New rules proposed by Federal Communications Commission Chairman Tom Wheeler would ban broadband providers from blocking Web content, but would allow deals with content providers to deliver Internet traffic to users faster, as long as such agreements are "commercially reasonable."

Consumer advocates sharply criticized Wheeler's draft after details leaked out on Wednesday, as he prepared to share his proposal with other FCC commissioners.

Pro-consumer groups fear his approach could create a "fast lane" to content providers who pay up for better traffic delivery to the user. That may mean that some traffic, from content providers who do not pay, may be comparatively slower, discouraging users from visiting those sites.

In a May 15 vote, the five-member FCC is expected to formally seek public comment on proposed new "open Internet" rules aimed at making sure Internet providers do not restrict consumers' access to online sites and applications.

The agency for years has struggled to craft a set of rules that can withstand legal challenges from broadband providers eager to charge more for the use of their networks.

Senior FCC officials said the agency has not yet defined "commercially unreasonable" behavior or a violation of "net neutrality." They plan to analyze public comments before making the determination.

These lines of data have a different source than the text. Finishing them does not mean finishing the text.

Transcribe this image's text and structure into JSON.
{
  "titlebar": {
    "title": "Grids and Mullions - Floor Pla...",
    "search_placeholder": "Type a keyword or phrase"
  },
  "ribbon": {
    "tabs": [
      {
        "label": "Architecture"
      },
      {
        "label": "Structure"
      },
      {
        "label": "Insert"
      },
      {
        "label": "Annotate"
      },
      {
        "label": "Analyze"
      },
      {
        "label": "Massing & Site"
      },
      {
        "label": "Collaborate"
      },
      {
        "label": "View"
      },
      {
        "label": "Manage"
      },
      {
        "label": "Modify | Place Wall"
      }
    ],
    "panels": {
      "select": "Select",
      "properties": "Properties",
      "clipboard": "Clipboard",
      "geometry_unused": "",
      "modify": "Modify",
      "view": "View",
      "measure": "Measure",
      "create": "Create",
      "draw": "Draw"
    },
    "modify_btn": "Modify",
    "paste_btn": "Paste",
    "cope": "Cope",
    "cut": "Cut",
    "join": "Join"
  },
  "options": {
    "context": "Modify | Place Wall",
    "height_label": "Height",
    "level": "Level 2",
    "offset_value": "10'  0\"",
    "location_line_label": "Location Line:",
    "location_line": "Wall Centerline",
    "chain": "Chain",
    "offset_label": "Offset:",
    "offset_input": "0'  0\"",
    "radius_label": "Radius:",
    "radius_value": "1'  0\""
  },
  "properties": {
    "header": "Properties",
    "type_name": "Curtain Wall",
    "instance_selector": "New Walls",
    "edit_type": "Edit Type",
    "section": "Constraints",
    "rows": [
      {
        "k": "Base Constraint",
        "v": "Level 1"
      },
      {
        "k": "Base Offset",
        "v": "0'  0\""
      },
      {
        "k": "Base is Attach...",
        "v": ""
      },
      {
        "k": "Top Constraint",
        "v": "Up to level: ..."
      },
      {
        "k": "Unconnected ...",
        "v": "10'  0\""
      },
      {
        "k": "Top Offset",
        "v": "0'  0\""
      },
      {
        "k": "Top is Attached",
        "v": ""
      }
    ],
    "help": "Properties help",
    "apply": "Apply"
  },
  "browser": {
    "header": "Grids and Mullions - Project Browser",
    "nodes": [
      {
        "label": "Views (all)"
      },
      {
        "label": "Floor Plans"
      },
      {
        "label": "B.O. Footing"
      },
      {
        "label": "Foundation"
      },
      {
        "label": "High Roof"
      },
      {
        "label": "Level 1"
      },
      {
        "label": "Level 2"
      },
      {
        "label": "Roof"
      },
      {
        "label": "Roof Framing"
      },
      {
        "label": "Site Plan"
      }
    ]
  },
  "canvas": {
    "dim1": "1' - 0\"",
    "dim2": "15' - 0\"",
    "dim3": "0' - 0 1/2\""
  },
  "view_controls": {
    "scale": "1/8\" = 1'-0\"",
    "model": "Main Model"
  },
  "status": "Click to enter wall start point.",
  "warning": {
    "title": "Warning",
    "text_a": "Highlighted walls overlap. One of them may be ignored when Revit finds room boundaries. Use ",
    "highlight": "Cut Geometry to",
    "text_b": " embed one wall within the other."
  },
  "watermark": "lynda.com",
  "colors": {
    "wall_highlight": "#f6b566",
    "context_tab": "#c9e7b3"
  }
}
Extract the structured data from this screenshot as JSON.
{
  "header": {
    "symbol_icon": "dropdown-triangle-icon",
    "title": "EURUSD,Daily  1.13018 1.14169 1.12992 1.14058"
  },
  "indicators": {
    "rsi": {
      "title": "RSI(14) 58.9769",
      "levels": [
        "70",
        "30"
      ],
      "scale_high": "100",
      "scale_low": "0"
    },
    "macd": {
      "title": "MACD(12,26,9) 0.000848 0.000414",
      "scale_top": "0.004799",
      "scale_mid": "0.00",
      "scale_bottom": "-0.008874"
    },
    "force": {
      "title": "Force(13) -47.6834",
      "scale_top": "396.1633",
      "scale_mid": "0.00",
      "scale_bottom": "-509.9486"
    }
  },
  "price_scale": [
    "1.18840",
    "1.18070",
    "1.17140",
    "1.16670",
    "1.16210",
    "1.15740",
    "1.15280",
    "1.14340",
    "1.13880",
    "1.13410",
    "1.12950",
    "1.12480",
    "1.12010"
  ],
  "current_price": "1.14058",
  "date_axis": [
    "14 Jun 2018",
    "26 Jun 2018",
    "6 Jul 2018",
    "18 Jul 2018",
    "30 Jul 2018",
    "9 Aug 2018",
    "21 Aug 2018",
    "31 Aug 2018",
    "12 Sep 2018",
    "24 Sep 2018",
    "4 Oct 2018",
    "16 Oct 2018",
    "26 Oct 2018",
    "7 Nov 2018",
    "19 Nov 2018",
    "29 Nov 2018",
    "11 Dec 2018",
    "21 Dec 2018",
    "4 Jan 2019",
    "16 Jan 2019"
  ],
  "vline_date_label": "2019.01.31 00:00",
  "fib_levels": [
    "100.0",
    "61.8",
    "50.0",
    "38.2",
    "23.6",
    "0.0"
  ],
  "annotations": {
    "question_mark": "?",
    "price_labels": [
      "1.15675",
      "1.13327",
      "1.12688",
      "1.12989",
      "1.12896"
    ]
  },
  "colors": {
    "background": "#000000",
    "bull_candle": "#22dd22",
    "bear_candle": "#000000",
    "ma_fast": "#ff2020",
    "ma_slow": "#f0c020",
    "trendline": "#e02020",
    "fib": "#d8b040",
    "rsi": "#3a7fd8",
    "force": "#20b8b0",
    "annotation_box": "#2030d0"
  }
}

The FCC would have the authority to go after companies which violate the "commercially reasonable' standard, the officials said. The review would be prompted by formal or informal complaints as well as the FCC's own monitoring of how broadband providers treat online traffic.

Wheeler on Wednesday said claims that the new rules "gutting the Open Internet rule" are "flat out wrong." In a blog post on Thursday, said the rules, which he intends to have in place by year-end, would not change the agency's "underlying goals of transparency" and not harm consumers.